Now it is clear that these projections were far too optimistic. The Congressional Budget Office (CBO) projects that the combined OASDI Trust Fund cash flow will turn negative THIS YEAR—in 2010—rather than 2016.
The CBO did not immediately release separate longer-term estimates for Social Security or estimates for the DI and HI trust funds. However, bringing forward the "negative net cash flow date" by a full six years is a very dramatic deterioration, implying a similar size deterioration the other trust funds. Accordingly, the latter two might be very close to exhaustion in just a couple of years.
In short, the crisis has just gotten a lot bigger and the time for Congress to fix these problems has just gotten a whole lot shorter.
Ironically this is a good thing for America. These types of problems are never dealt with politically unless the president and Congress have to. Now they do. Just as in 1982–83, when exhaustion of the Social Security Trust Fund prompted a bipartisan rescue program, this is a crisis that Congress cannot afford to ignore.
To understand why an urgent fix is needed, consider what happens when the OASI trust fund is empty in 2037. Such a development would force Social Security payments to be paid out after that date only as payroll tax income is paid in. This would imply an estimated immediate reduction in annual paid out benefits of 25 to 30 percent. If this were to happen, the OASI trust fund would remain "solvent" so to speak in perpetuity after 2037, but only through significantly reduced benefit levels.
In theory, retirees would be able to receive full Social Security benefits until the very day of exhaustion. In other words, if you died in December 2036, you would never feel any adverse impact of the imminent crisis. These numbers suggest why those who will most likely be dead by 2037 have had little incentive to act now. Inaction would leave the entire cost of reform to the generations of Social Security recipients after 2037.
Who are these people who can afford now to avoid action? The baby boomers, of course! Those born between 1946 and 1964 will mostly be gone by the time the Social Security System finally runs out of money.

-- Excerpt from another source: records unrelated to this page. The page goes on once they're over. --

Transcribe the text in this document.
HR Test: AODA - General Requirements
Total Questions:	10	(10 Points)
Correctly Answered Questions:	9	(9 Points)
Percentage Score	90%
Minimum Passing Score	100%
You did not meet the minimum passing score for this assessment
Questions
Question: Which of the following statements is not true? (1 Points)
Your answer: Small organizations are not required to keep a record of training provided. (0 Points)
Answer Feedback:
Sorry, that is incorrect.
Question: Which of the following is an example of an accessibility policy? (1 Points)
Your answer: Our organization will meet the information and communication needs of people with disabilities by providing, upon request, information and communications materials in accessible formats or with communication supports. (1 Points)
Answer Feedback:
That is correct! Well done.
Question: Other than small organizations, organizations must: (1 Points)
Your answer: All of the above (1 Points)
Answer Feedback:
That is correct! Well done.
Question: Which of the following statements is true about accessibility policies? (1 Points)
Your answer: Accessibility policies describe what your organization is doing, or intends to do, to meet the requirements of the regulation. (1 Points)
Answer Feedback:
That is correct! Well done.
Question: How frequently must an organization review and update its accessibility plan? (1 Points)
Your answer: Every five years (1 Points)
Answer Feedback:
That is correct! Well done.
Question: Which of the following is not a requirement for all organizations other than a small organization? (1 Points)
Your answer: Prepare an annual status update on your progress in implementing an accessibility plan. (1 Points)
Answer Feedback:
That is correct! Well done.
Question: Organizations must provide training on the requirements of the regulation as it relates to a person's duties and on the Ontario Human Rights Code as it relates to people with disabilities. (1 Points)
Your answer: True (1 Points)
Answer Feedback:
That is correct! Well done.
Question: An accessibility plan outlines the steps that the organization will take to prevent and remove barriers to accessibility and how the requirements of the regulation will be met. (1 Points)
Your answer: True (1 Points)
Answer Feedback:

Therefore, you can see the latest numbers as a gift to future generations of Americans that the predictable and inevitable crisis of Social Security has moved a lot closer, lengthening the odds of an earlier solution—one in which the cost will be spread across more generations of Americans.

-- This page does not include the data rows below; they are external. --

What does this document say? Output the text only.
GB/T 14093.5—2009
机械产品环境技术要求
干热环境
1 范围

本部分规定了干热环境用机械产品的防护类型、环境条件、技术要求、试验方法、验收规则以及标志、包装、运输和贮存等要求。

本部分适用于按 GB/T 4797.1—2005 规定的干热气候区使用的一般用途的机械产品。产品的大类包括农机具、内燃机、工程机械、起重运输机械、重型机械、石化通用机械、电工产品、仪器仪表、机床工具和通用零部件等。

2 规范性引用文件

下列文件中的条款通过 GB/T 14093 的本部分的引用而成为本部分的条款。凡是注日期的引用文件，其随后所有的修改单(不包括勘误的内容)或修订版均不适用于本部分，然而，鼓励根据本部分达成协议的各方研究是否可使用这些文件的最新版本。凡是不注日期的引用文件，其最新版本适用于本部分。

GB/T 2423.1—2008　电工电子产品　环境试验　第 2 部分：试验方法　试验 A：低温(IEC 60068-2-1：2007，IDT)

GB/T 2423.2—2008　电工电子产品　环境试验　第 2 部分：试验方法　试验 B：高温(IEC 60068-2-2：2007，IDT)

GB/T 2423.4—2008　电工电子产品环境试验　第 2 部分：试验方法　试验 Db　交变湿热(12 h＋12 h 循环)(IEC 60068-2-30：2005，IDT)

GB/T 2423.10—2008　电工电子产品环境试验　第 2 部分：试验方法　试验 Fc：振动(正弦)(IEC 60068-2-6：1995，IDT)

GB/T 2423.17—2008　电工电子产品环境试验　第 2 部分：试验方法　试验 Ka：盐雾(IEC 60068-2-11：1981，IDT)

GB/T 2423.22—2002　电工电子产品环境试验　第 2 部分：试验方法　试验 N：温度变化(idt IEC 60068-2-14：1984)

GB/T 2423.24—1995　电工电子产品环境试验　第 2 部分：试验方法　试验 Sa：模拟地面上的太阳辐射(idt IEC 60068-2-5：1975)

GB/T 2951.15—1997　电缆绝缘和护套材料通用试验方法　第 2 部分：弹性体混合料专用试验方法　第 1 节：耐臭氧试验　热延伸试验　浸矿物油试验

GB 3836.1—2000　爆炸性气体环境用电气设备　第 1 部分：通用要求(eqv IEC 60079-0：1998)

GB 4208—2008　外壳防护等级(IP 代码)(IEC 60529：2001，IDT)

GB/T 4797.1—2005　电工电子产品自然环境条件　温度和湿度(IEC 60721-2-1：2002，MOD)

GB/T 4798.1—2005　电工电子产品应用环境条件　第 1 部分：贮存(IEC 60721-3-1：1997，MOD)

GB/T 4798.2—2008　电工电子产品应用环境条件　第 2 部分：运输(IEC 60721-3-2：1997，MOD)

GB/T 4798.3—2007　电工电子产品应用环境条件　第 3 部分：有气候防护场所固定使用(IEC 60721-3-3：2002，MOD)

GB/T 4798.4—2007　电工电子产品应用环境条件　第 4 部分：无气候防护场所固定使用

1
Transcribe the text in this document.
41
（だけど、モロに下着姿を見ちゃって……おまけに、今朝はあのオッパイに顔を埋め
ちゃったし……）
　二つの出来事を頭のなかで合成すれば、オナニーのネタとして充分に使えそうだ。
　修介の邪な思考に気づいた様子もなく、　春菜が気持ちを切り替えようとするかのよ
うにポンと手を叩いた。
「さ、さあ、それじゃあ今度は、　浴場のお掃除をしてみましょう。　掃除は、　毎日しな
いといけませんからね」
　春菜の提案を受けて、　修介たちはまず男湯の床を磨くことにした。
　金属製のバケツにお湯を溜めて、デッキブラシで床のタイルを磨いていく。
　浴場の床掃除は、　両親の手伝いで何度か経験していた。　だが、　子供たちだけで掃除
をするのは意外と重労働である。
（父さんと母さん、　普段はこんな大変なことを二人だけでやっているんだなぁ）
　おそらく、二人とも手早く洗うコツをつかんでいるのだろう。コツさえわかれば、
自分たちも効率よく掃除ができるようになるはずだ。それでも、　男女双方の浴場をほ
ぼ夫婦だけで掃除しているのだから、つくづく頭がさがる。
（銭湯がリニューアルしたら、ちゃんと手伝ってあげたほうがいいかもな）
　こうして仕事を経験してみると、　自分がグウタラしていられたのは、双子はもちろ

Jacob Funk Kirkegaard, Research Fellow, is coauthor of US Pension Reform: Lessons from Other Countries.
Note
1. The 1982 Social Security Reform explicitly did not want to "fix" the trust fund finances in perpetuity, in order to avoid making decisions for future generations. As such, it was known from the beginning that without additional reforms (or unexpected dramatic improvements in underlying economic and demographic fundamentals), a sustainability crisis would begin around 2040.